You're a dog behaviour expert and assist families to find the best dog breed match for their preferences. Answer the QUESTION based on the CONTEXT from the FAQ database.
Use only the facts from the CONTEXT when answering the QUESTION.

QUESTION: {question}

CONTEXT: 
{context}
""".strip()

entry_template = """
breed_name: {breed_name}
history: {history}
health: {health}
description: {description}
characteristics: {characteristics}
appearance: {appearance}
temperament: {temperament}
""".strip()

In [15]:
def build_prompt(query, search_results):
    context = ""
    
    for doc in search_results:
        context = context + entry_template.format(**doc) + "\n\n"

    prompt = prompt_template.format(question=query, context=context).strip()
    return prompt

In [16]:
def llm(prompt, model="gpt-4o-mini"):
    response = client.chat.completions.create(
        model=model,
        messages=[{"role": "user", "content": prompt}]
    )
    
    return response.choices[0].message.content

In [17]:
def rag(query, model="gpt-4o-mini"):
    search_results = search(query)
    prompt = build_prompt(query, search_results)
    #print(prompt)
    answer = llm(prompt, model=model)
    return answer

In [18]:
question = 'Write me 5 best family friendly dog breeds'
answer = rag(question)
print(answer)

Here are five family-friendly dog breeds based on their characteristics and temperament:

1. **Boxer**: Known for their loving nature, Boxers are loyal and protective, making them excellent family dogs.
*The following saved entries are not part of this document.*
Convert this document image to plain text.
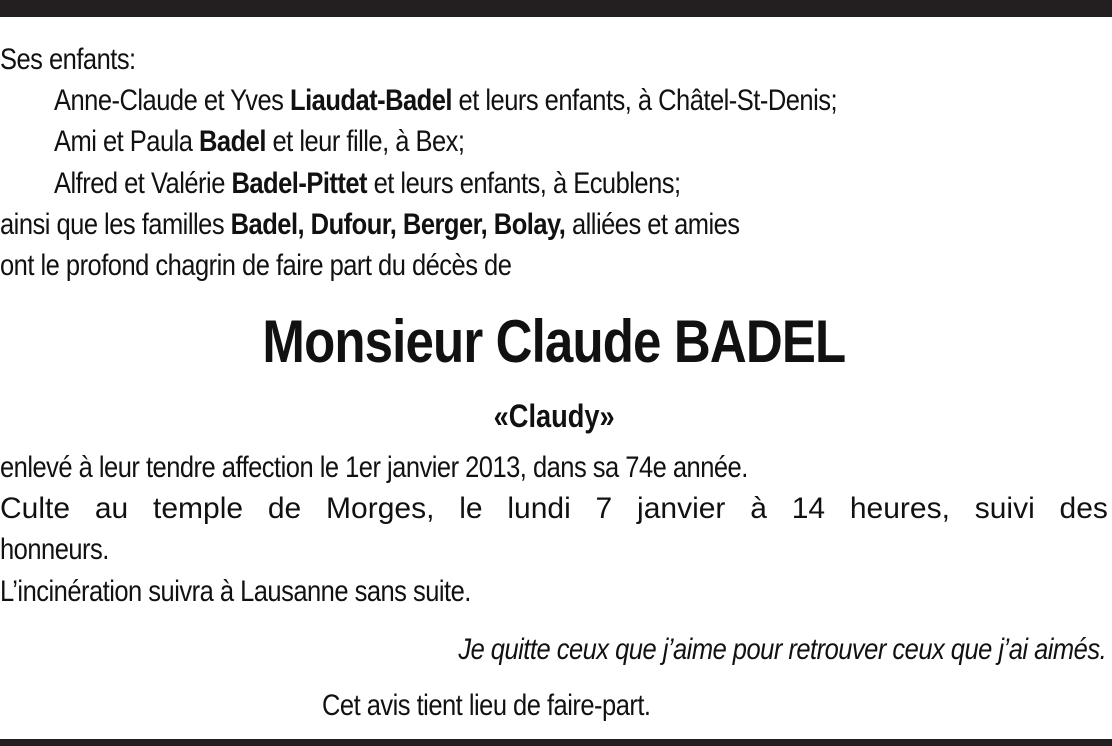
Ses enfants:
Anne-Claude et Yves Liaudat-Badel et leurs enfants, à Châtel-St-Denis;
Ami et Paula Badel et leur fille, à Bex;
Alfred et Valérie Badel-Pittet et leurs enfants, à Ecublens;
ainsi que les familles Badel, Dufour, Berger, Bolay, alliées et amies
ont le profond chagrin de faire part du décès de
Monsieur Claude BADEL
«Claudy»
enlevé à leur tendre affection le 1er janvier 2013, dans sa 74e année.
Culte au temple de Morges, le lundi 7 janvier à 14 heures, suivi des
honneurs.
L’incinération suivra à Lausanne sans suite.
Je quitte ceux que j’aime pour retrouver ceux que j’ai aimés.
Cet avis tient lieu de faire-part.
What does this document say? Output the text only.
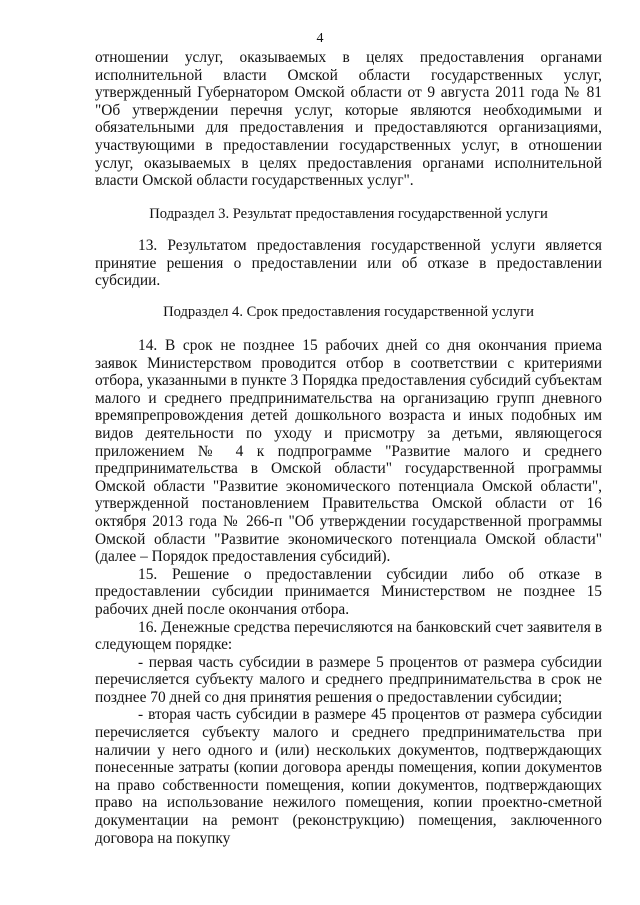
4

отношении услуг, оказываемых в целях предоставления органами исполнительной власти Омской области государственных услуг, утвержденный Губернатором Омской области от 9 августа 2011 года № 81 "Об утверждении перечня услуг, которые являются необходимыми и обязательными для предоставления и предоставляются организациями, участвующими в предоставлении государственных услуг, в отношении услуг, оказываемых в целях предоставления органами исполнительной власти Омской области государственных услуг".

Подраздел 3. Результат предоставления государственной услуги

13. Результатом предоставления государственной услуги является принятие решения о предоставлении или об отказе в предоставлении субсидии.

Подраздел 4. Срок предоставления государственной услуги

14. В срок не позднее 15 рабочих дней со дня окончания приема заявок Министерством проводится отбор в соответствии с критериями отбора, указанными в пункте 3 Порядка предоставления субсидий субъектам малого и среднего предпринимательства на организацию групп дневного времяпрепровождения детей дошкольного возраста и иных подобных им видов деятельности по уходу и присмотру за детьми, являющегося приложением № 4 к подпрограмме "Развитие малого и среднего предпринимательства в Омской области" государственной программы Омской области "Развитие экономического потенциала Омской области", утвержденной постановлением Правительства Омской области от 16 октября 2013 года № 266-п "Об утверждении государственной программы Омской области "Развитие экономического потенциала Омской области" (далее – Порядок предоставления субсидий).

15. Решение о предоставлении субсидии либо об отказе в предоставлении субсидии принимается Министерством не позднее 15 рабочих дней после окончания отбора.

16. Денежные средства перечисляются на банковский счет заявителя в следующем порядке:

- первая часть субсидии в размере 5 процентов от размера субсидии перечисляется субъекту малого и среднего предпринимательства в срок не позднее 70 дней со дня принятия решения о предоставлении субсидии;

- вторая часть субсидии в размере 45 процентов от размера субсидии перечисляется субъекту малого и среднего предпринимательства при наличии у него одного и (или) нескольких документов, подтверждающих понесенные затраты (копии договора аренды помещения, копии документов на право собственности помещения, копии документов, подтверждающих право на использование нежилого помещения, копии проектно-сметной документации на ремонт (реконструкцию) помещения, заключенного договора на покупку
They are patient and energetic, often very good with children.

2. **Papillon**: These small dogs are happy, friendly, and intelligent. Papillons are known for being playful and adaptable, making them great companions for families, although they should be monitored around small children.
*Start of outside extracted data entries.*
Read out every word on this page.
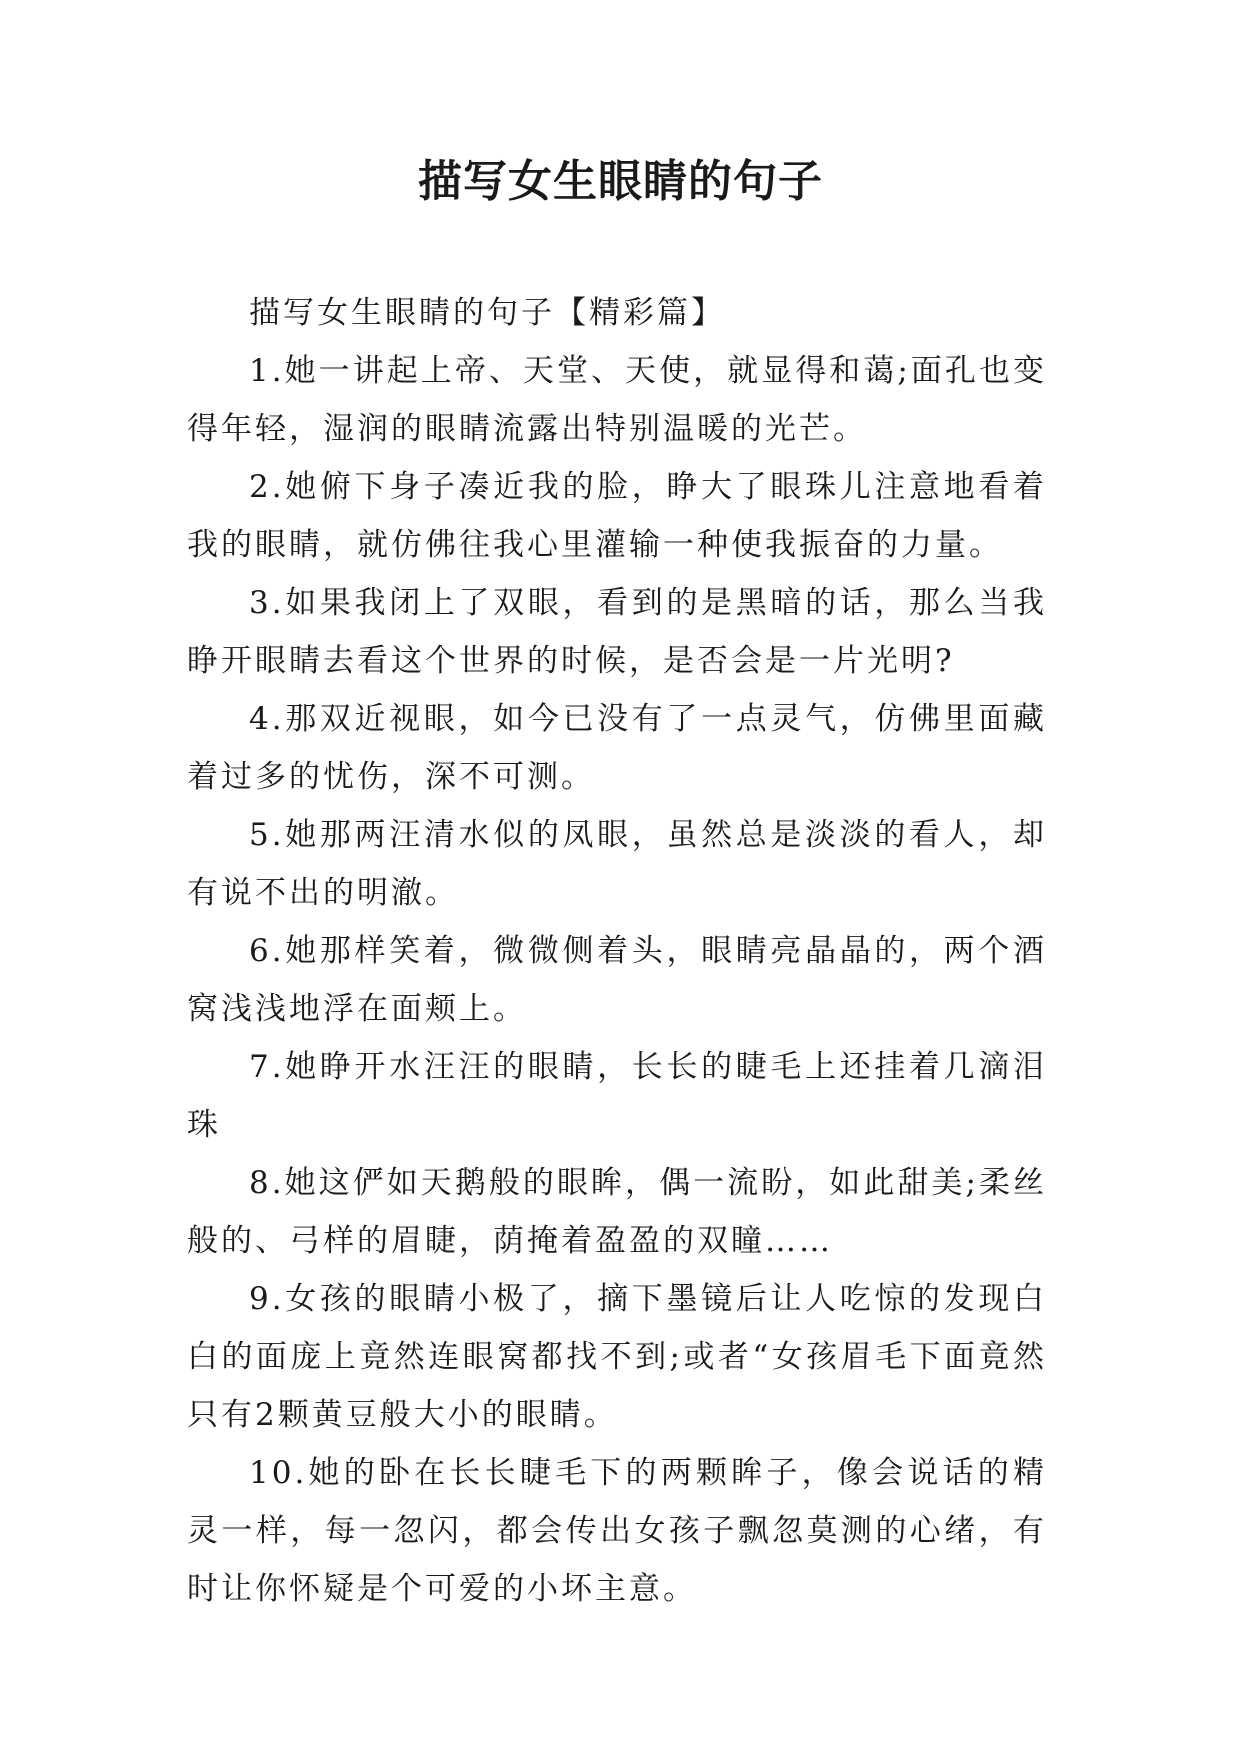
描写女生眼睛的句子

描写女生眼睛的句子【精彩篇】

1.她一讲起上帝、天堂、天使，就显得和蔼;面孔也变得年轻，湿润的眼睛流露出特别温暖的光芒。

2.她俯下身子凑近我的脸，睁大了眼珠儿注意地看着我的眼睛，就仿佛往我心里灌输一种使我振奋的力量。

3.如果我闭上了双眼，看到的是黑暗的话，那么当我睁开眼睛去看这个世界的时候，是否会是一片光明?

4.那双近视眼，如今已没有了一点灵气，仿佛里面藏着过多的忧伤，深不可测。

5.她那两汪清水似的凤眼，虽然总是淡淡的看人，却有说不出的明澈。

6.她那样笑着，微微侧着头，眼睛亮晶晶的，两个酒窝浅浅地浮在面颊上。

7.她睁开水汪汪的眼睛，长长的睫毛上还挂着几滴泪珠

8.她这俨如天鹅般的眼眸，偶一流盼，如此甜美;柔丝般的、弓样的眉睫，荫掩着盈盈的双瞳……

9.女孩的眼睛小极了，摘下墨镜后让人吃惊的发现白白的面庞上竟然连眼窝都找不到;或者“女孩眉毛下面竟然只有2颗黄豆般大小的眼睛。

10.她的卧在长长睫毛下的两颗眸子，像会说话的精灵一样，每一忽闪，都会传出女孩子飘忽莫测的心绪，有时让你怀疑是个可爱的小坏主意。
3. **Kintamani Dog**: This breed is gentle and affectionate with its family. Kintamanis are known to be good watchdogs, providing protective qualities alongside their loving demeanor.

4. **Portuguese Water Dog**: These dogs are friendly and intelligent, eager to please their owners. Their loving nature and enthusiasm for family activities make them wonderful companions.

5. **Smooth Collie**: Smooth Collies are sociable and easily trainable, getting along well with children and other pets. Their alert

In [19]:
question = 'Is Nova Scotia Duck Tolling Retriever agressive?'
answer = rag(question)
print(answer)

The Nova Scotia Duck Tolling Retriever is not known to be aggressive. This breed is characterized as intelligent, curious, alert, outgoing, and high-energy, often exhibiting affectionate and eager-to-please behavior. They generally socialize well with children and make good family dogs. While they have a unique bark known as the "toller scream," this sound is used when they are excited and is not indicative of aggression. To maintain their well-being, they require regular physical and mental stimulation to prevent undesirable behaviors, which could arise if they are not exercised adequately or left alone for extended periods.